Le processus de modernisation de la correction de l’Examen d’État en République démocratique du Congo franchit une nouvelle étape. Le ministère de l’Éducation Nationale et Nouvelle Citoyenneté a annoncé l’extension des centres de scannage des copies à quatre nouvelles villes : Gemena (Sud-Ubangi), Tshikapa (Kasaï), Béni (Nord-Kivu) et Kisangani (Tshopo).
Selon les informations communiquées par le ministère, des missions d’inspection sont déjà déployées dans ces différentes villes afin de préparer les installations techniques et logistiques nécessaires au fonctionnement des nouveaux centres. L’objectif est d’assurer des conditions optimales pour le traitement sécurisé et rapide des copies.
Ces centres régionaux auront pour mission de prendre en charge les copies provenant de plusieurs provinces éducationnelles, réduisant ainsi les contraintes liées au transport des malles d’examen vers des sites uniques de traitement.
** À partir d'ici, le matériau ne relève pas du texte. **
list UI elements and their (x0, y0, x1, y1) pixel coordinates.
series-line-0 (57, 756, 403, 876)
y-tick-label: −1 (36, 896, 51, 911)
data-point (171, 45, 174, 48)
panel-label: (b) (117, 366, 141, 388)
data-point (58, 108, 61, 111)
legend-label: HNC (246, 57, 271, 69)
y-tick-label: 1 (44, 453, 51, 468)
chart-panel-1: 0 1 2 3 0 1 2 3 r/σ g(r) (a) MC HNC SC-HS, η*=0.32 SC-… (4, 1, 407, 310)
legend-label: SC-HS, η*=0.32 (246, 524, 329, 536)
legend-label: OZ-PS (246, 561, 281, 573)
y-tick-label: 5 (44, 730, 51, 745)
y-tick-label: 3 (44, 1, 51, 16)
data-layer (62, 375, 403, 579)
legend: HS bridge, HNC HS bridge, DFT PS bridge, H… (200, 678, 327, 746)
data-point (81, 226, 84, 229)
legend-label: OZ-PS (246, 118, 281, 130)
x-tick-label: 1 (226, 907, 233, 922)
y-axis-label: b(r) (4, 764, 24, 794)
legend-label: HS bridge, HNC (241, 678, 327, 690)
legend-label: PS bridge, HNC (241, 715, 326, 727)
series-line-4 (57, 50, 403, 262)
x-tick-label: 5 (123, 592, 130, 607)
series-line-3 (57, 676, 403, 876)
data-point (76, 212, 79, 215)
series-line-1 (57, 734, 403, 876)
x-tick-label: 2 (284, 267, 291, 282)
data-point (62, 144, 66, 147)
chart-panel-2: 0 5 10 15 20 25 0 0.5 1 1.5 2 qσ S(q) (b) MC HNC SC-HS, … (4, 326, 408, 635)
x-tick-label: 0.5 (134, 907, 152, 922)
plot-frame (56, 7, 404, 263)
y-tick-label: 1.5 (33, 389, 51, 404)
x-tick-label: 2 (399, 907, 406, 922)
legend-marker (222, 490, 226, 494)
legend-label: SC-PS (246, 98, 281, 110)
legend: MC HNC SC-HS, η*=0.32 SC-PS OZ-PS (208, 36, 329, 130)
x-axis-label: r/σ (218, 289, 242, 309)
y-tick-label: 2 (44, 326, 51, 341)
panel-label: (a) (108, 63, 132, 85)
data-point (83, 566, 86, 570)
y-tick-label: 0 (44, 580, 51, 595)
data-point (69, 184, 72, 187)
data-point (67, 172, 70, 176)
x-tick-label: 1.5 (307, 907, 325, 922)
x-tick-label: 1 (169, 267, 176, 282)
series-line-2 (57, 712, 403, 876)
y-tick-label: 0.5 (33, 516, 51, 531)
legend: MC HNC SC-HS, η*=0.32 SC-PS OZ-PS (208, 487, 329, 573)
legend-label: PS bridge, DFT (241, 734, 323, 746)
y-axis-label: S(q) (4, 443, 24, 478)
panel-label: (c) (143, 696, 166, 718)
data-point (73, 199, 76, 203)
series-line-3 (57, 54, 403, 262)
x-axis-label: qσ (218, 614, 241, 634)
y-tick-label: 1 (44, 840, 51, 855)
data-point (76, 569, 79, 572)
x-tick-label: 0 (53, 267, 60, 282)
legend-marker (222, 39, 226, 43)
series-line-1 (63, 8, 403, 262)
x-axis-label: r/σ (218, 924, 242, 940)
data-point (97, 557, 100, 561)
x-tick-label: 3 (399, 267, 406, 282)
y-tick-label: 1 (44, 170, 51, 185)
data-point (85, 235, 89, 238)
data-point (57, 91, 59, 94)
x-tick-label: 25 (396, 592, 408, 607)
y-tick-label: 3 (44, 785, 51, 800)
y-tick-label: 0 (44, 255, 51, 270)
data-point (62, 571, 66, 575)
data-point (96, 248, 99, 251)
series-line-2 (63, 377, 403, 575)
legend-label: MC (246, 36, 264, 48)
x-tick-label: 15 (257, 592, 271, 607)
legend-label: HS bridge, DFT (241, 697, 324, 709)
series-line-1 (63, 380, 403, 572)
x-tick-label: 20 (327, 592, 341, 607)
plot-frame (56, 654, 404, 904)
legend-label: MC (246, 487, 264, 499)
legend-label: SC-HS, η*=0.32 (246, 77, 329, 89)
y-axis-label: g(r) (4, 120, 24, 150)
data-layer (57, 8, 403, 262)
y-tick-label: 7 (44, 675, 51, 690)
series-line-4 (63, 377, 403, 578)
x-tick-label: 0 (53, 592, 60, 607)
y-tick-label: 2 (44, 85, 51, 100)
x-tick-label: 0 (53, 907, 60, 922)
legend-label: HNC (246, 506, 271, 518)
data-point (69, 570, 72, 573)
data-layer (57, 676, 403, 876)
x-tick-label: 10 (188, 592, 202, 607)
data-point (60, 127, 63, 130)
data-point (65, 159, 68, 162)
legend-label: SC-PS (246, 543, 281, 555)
Cette approche vise non seulement à désengorger les centres existants, mais aussi à renforcer la fiabilité et la transparence du processus de correction.
La décentralisation du scannage s’inscrit dans une stratégie plus large de modernisation du système éducatif congolais. En rapprochant les infrastructures techniques des zones de passation, le ministère entend limiter les risques de pertes, de retards ou de manipulation frauduleuse des copies, tout en accélérant la publication des résultats.
L’Examen d’État, qui sanctionne la fin des études secondaires en République démocratique du Congo, concerne chaque année des centaines de milliers de candidats à travers le pays. La mise en place progressive de centres de scannage décentralisés marque ainsi une avancée significative dans la digitalisation et la sécurisation de cette épreuve nationale.